Desde la tribuna de oradores aguantó las críticas e invitó a acercarse a él a todos cuantos quisieran alguna aclaración. «Estoy a su disposición», recalcó. Así, al terminar el congreso, decenas de personas subieron al escenario. Granado respondió uno a uno a los jubilados. Al final, la mayoría de los asistentes abandonaron satisfecho el Palacio.
1.300.000 prejubilados
Por su parte, CEPYP reivindicó prioritariamente una pensión de viudedad que suponga, al menos el 70% de la prestación que recibiría el fallecido, actualización al cien por cien al cumplir los 65 años de las prejubilaciones y jubilaciones anticipadas, y representatividad institucional en las mesas de diálogo social (ámbito de debate y negociación entre Gobierno, y patronales y sindicatos más representativos) y en el Consejo Económico y Social. La Confederación calcula que el total de prejubilados ronda las 1.300.000 personas.

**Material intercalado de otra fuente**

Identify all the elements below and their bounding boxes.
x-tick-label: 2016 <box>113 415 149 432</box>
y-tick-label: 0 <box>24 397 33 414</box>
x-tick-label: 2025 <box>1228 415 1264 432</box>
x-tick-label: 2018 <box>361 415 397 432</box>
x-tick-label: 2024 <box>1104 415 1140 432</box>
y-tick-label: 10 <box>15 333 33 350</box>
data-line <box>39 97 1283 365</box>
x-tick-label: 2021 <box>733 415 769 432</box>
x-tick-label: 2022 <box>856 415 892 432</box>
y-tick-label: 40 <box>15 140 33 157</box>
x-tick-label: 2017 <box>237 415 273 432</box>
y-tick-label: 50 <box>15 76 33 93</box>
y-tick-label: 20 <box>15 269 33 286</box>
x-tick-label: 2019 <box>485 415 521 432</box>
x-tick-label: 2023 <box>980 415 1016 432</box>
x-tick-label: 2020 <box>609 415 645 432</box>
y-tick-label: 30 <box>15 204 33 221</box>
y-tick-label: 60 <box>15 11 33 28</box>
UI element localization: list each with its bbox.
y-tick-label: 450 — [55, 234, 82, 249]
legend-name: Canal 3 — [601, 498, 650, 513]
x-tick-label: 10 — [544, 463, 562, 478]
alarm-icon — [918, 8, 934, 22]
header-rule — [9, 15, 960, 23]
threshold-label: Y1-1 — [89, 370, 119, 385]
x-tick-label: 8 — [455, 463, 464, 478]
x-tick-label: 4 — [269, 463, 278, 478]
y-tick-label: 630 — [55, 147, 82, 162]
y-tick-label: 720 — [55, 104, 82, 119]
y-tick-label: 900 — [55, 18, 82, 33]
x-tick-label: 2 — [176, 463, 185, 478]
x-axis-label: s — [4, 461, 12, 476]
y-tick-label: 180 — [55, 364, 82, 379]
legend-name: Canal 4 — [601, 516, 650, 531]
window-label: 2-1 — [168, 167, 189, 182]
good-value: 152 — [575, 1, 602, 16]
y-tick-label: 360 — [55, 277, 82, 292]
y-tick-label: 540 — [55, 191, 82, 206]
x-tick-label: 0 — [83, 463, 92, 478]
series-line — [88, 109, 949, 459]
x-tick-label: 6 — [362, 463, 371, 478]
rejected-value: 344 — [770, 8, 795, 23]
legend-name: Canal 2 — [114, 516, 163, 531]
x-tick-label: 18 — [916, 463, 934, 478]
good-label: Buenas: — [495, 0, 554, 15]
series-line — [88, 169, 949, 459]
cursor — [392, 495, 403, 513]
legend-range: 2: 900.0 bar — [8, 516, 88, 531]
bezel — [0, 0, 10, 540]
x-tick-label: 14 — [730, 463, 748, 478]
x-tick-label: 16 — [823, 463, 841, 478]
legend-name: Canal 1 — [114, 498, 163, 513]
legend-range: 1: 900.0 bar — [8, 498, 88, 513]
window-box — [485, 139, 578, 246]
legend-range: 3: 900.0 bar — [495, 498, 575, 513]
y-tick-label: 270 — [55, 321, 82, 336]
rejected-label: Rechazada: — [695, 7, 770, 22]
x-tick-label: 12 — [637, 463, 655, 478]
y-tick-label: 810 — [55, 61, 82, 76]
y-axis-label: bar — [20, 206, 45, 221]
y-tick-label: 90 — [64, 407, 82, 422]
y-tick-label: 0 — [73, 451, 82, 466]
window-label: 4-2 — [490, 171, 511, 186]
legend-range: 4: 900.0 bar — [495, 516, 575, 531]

Granado se detuvo en la segunda reivindicación y se comprometió «bajo el valor de mi palabra» a resolverla en la siguiente legislatura. Esta demanda, una de las mayores protestas de CEPYP, tiene su origen en la escasa subida (entre 36 y 63 euros al mes, en función de la edad) de las prestaciones que, a partir del 1 de enero del 2008, reciben los mayores de 60 años retirados obligatoriamente de su empleo antes del 2002. Se trata de un colectivo con coeficientes reductores por su retiro anticipado mayor que el aplicado a partir de esa fecha. El secretario de Estado resaltó que efectivamente la subida supone un importe muy pequeño pero «es lo único hecho hasta ahora por un gobierno».
En cuanto a la promesa de un complemento de solidaridad, se trataría de 1.400 euros al año para ayudar al mantenimiento de la vivienda y a otras necesidades básicas.